If I Could Drive a Firetruck - It's not easy to come by, but this book is about a little girl who dreams of being a firefighter.
Flashing Fire Engines - Another for the very young, this is a rhyming story about some animal firefighters who are always the first on the scene.
Firefighters A to Z - This is an awesome book that's packed with real information about real firefighters. It talks about both men and women and about what they really do (no cat rescues here). It's very detailed, but not so much as to overwhelm a young reader or listener.
Even Firefighters Hug Their Mom - This is an adorable little book about two kids who play pretend and tell their mom that they don't have any time to stop and give her a hug. There's not so much real info about fires or firefighters, but it's still cute and deals with the topic in a general way.
Curious George and the Fire Station - You know, Curious George. He is cute and funny and mischievous without meaning to be. Like Even Firefighters Hug Their Mom, this book isn't heavy on the firefighter info, but it is really cute and an engaging story for little ones, especially those who already know and love George.
How would you play with a pretend fire hose?
Firefly Magic says
That looks super fun! I made a fire hydrant years ago out of a mailing tube and glued the top of some soda bottles to the sides, then glued the caps of the bottles to an old pair of jeans for the hose, so they could actually screw it into the hydrant! If I did it now I’d have to change something because really, fire hydrants supply pumper trucks and the hoses we use to fight fires come out of the trucks. But that’s just me. The kids loved that thing.

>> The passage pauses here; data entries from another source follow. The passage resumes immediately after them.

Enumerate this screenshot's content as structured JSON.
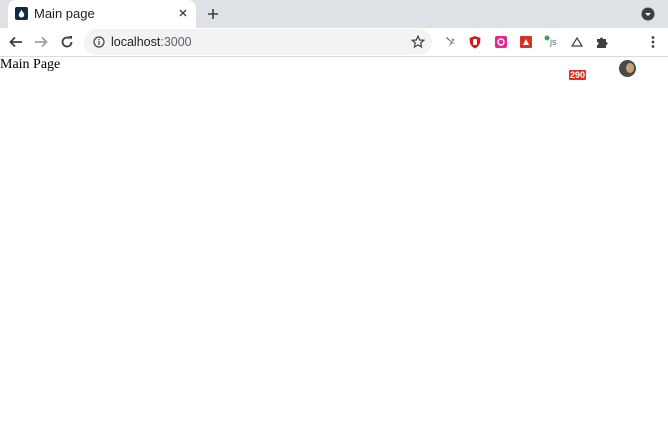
{
  "tab": {
    "title": "Main page",
    "favicon": "drop-icon"
  },
  "address_bar": {
    "host": "localhost",
    "port": ":3000"
  },
  "extensions": {
    "badge_count": "290",
    "js_label": "js"
  },
  "page": {
    "heading": "Main Page"
  },
  "colors": {
    "tabstrip": "#dee1e6",
    "omnibox": "#f1f3f4",
    "badge": "#d93025"
  }
}
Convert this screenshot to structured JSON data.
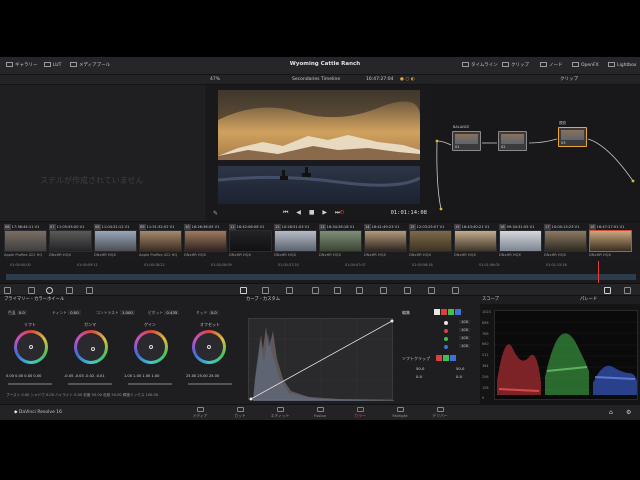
{
  "project_title": "Wyoming Cattle Ranch",
  "topbar": {
    "left": [
      "ギャラリー",
      "LUT",
      "メディアプール"
    ],
    "right": [
      "タイムライン",
      "クリップ",
      "ノード",
      "OpenFX",
      "Lightbox"
    ]
  },
  "viewer": {
    "zoom": "47%",
    "timeline_name": "Secondaries Timeline",
    "header_timecode": "16:47:27:04",
    "timecode": "01:01:14:08",
    "clip_label": "クリップ"
  },
  "gallery": {
    "empty_message": "ステルが作成されていません"
  },
  "nodes": [
    {
      "name": "BALANCE",
      "label": "01"
    },
    {
      "name": "",
      "label": "02"
    },
    {
      "name": "視覚",
      "label": "03"
    }
  ],
  "clips": [
    {
      "num": "06",
      "tc": "17:36:44:11",
      "track": "V1",
      "codec": "Apple ProRes 422 HQ",
      "colors": [
        "#7a6e62",
        "#3e3e40"
      ]
    },
    {
      "num": "07",
      "tc": "11:05:55:00",
      "track": "V1",
      "codec": "DNxHR HQX",
      "colors": [
        "#5c5a58",
        "#232326"
      ]
    },
    {
      "num": "08",
      "tc": "11:04:31:12",
      "track": "V1",
      "codec": "DNxHR HQX",
      "colors": [
        "#98a7bb",
        "#4b4d52"
      ]
    },
    {
      "num": "09",
      "tc": "11:51:32:02",
      "track": "V1",
      "codec": "Apple ProRes 422 HQ",
      "colors": [
        "#a58a6b",
        "#3b2d22"
      ]
    },
    {
      "num": "10",
      "tc": "16:26:36:05",
      "track": "V1",
      "codec": "DNxHR HQX",
      "colors": [
        "#a07a5c",
        "#2f2420"
      ]
    },
    {
      "num": "11",
      "tc": "16:42:06:06",
      "track": "V1",
      "codec": "DNxHR HQX",
      "colors": [
        "#222327",
        "#111114"
      ]
    },
    {
      "num": "12",
      "tc": "10:28:51:03",
      "track": "V1",
      "codec": "DNxHR HQX",
      "colors": [
        "#b6bcc6",
        "#5b6370"
      ]
    },
    {
      "num": "13",
      "tc": "16:34:26:18",
      "track": "V1",
      "codec": "DNxHR HQX",
      "colors": [
        "#7e8f78",
        "#3c4434"
      ]
    },
    {
      "num": "14",
      "tc": "16:41:49:23",
      "track": "V1",
      "codec": "DNxHR HQX",
      "colors": [
        "#b39a7b",
        "#2c2620"
      ]
    },
    {
      "num": "15",
      "tc": "12:03:25:07",
      "track": "V1",
      "codec": "DNxHR HQX",
      "colors": [
        "#7d6a49",
        "#3d3424"
      ]
    },
    {
      "num": "15",
      "tc": "16:43:40:21",
      "track": "V1",
      "codec": "DNxHR HQX",
      "colors": [
        "#c3ad8b",
        "#3e362c"
      ]
    },
    {
      "num": "16",
      "tc": "09:34:31:05",
      "track": "V1",
      "codec": "DNxHR HQX",
      "colors": [
        "#d4d7dd",
        "#7d8591"
      ]
    },
    {
      "num": "17",
      "tc": "10:00:13:23",
      "track": "V1",
      "codec": "DNxHR HQX",
      "colors": [
        "#8c7a62",
        "#2f2a23"
      ]
    },
    {
      "num": "18",
      "tc": "16:47:27:01",
      "track": "V1",
      "codec": "DNxHR HQX",
      "colors": [
        "#c9a77d",
        "#3a2d21"
      ]
    }
  ],
  "ruler_marks": [
    "01:00:00:00",
    "01:00:09:11",
    "01:00:18:22",
    "01:00:28:09",
    "01:00:37:20",
    "01:00:47:07",
    "01:00:56:18",
    "01:01:06:05",
    "01:01:15:16"
  ],
  "panels": {
    "wheels_title": "プライマリー - カラーホイール",
    "curves_title": "カーブ - カスタム",
    "scopes_title": "スコープ",
    "parade": "パレード",
    "channels_title": "編集",
    "soft_clip": "ソフトクリップ"
  },
  "wheel_params": [
    {
      "label": "色温",
      "value": "0.0"
    },
    {
      "label": "ティント",
      "value": "0.00"
    },
    {
      "label": "コントラスト",
      "value": "1.000"
    },
    {
      "label": "ピボット",
      "value": "0.435"
    },
    {
      "label": "ミッド",
      "value": "0.0"
    }
  ],
  "wheels": [
    {
      "name": "リフト",
      "values": "0.00  0.00  0.00  0.00"
    },
    {
      "name": "ガンマ",
      "values": "-0.05  -0.05  -0.02  -0.01"
    },
    {
      "name": "ゲイン",
      "values": "1.00  1.00  1.00  1.00"
    },
    {
      "name": "オフセット",
      "values": "25.00  25.00  25.00"
    }
  ],
  "bottom_params": "ブースト  0.00    シャドウ  0.00    ハイライト  0.00    彩度  50.00    色相  50.00    輝度ミックス  100.00",
  "channels": [
    {
      "color": "#e5e5e5",
      "value": "100"
    },
    {
      "color": "#d94040",
      "value": "100"
    },
    {
      "color": "#3fbf4f",
      "value": "100"
    },
    {
      "color": "#3f6fd9",
      "value": "100"
    }
  ],
  "soft_clip_values": {
    "low": "50.0",
    "high": "50.0",
    "ls": "0.0",
    "hs": "0.0"
  },
  "scope_axis": [
    "1023",
    "896",
    "768",
    "640",
    "512",
    "384",
    "256",
    "128",
    "0"
  ],
  "app_name": "DaVinci Resolve 16",
  "pages": [
    {
      "label": "メディア",
      "active": false
    },
    {
      "label": "カット",
      "active": false
    },
    {
      "label": "エディット",
      "active": false
    },
    {
      "label": "Fusion",
      "active": false
    },
    {
      "label": "カラー",
      "active": true
    },
    {
      "label": "Fairlight",
      "active": false
    },
    {
      "label": "デリバー",
      "active": false
    }
  ],
  "colors": {
    "accent": "#e94b6a",
    "playhead": "#e03c31"
  }
}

That book list is pretty good! “Touch and Feel Fire Engine” always cracks me up because it’s not an engine on the front, it’s a truck. No, they’re not the same thing! A “Truck” has the big ladder on the top and the firefighters that ride on it are in charge of rescuing people and ventilating (cutting holes in the roof to let smoke out). An “Engine” might have some removable ground ladders mounted on the side but it’s main purpose is to carry a tank of water and hoses, and the firefighters that ride on an engine are in charge of taking the hose and putting out the fire. But children’s book authors never get the engine/truck thing right- you’d think they’d go down to their local firehouse and ask ONE person to proofread before they publish? But they never do... at least it sparks some interesting conversations with kids! And hey, when in doubt you can always count on “Firefighters A-Z” to tell it like it is.